|
From: Gilles D. <gr...@sc...> - 2003-10-28 00:06:18
|
I've pretty much run out of time to help out with this release, but before
I leave you, I thought I'd submit the following patch for your testing and
approval. It should fix the duplicate URL problem in htsearch collections,
in bug #504087. I'm not sure what sort of performance impact it will have
on large databases with lots of potential matches, though. That may be
something to consider/test for.
Cheers,
Gilles
--- htsearch/Display.cc.orig 2003-10-25 07:40:23.000000000 -0500
+++ htsearch/Display.cc 2003-10-27 17:55:52.000000000 -0600
@@ -1895,6 +1895,27 @@ Display::sort(List *matches)

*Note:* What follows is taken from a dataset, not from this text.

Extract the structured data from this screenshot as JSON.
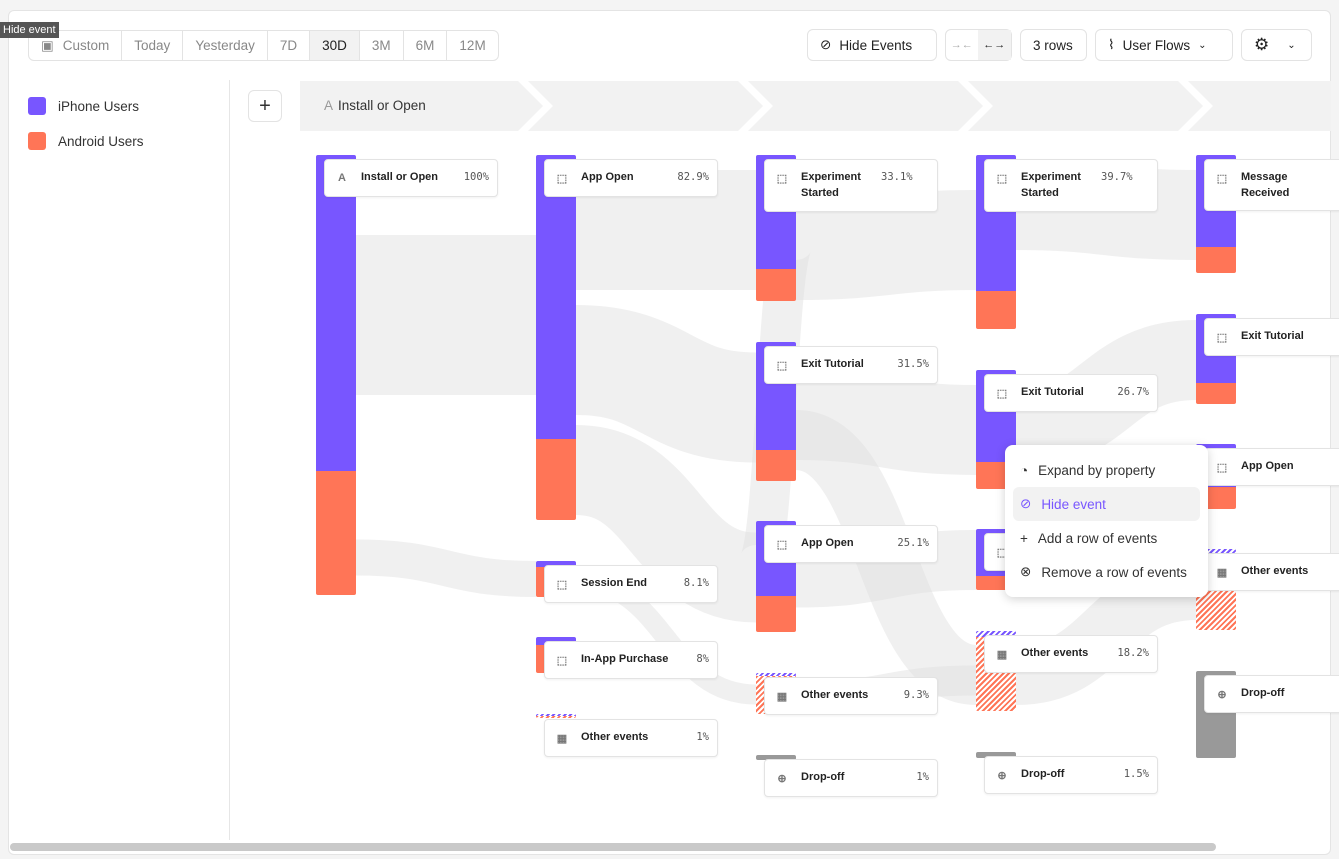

qsort((char *) array, numberOfMatches, sizeof(ResultMatch *),
array[0]->getSortFun());
+ // In case there are duplicate URLs across collections, keep "best" ones
+ // after sorting them.
+ Dictionary goturl;
+ String url;
+ int j = 0;
+ for (i = 0; i < numberOfMatches; i++)
+ {
+ Collection *collection = array[i]->getCollection();
+ DocumentRef *ref = collection->getDocumentRef(array[i]->getID());
+ url = ref->DocURL();
+ HtURLRewriter::instance()->replace(url);
+ if (goturl.Exists(url))
+ delete array[i];
+ else
+ {
+ array[j++] = array[i];
+ goturl.Add(url, 0);
+ }
+ }
+ numberOfMatches = j;
+
const String st = config->Find("sort");
if (!st.empty() && mystrncasecmp("rev", st, 3) == 0)
{
--
Gilles R. Detillieux E-mail: <gr...@sc...>
Spinal Cord Research Centre WWW: http://www.scrc.umanitoba.ca/
Dept. Physiology, U. of Manitoba Winnipeg, MB R3E 3J7 (Canada)
|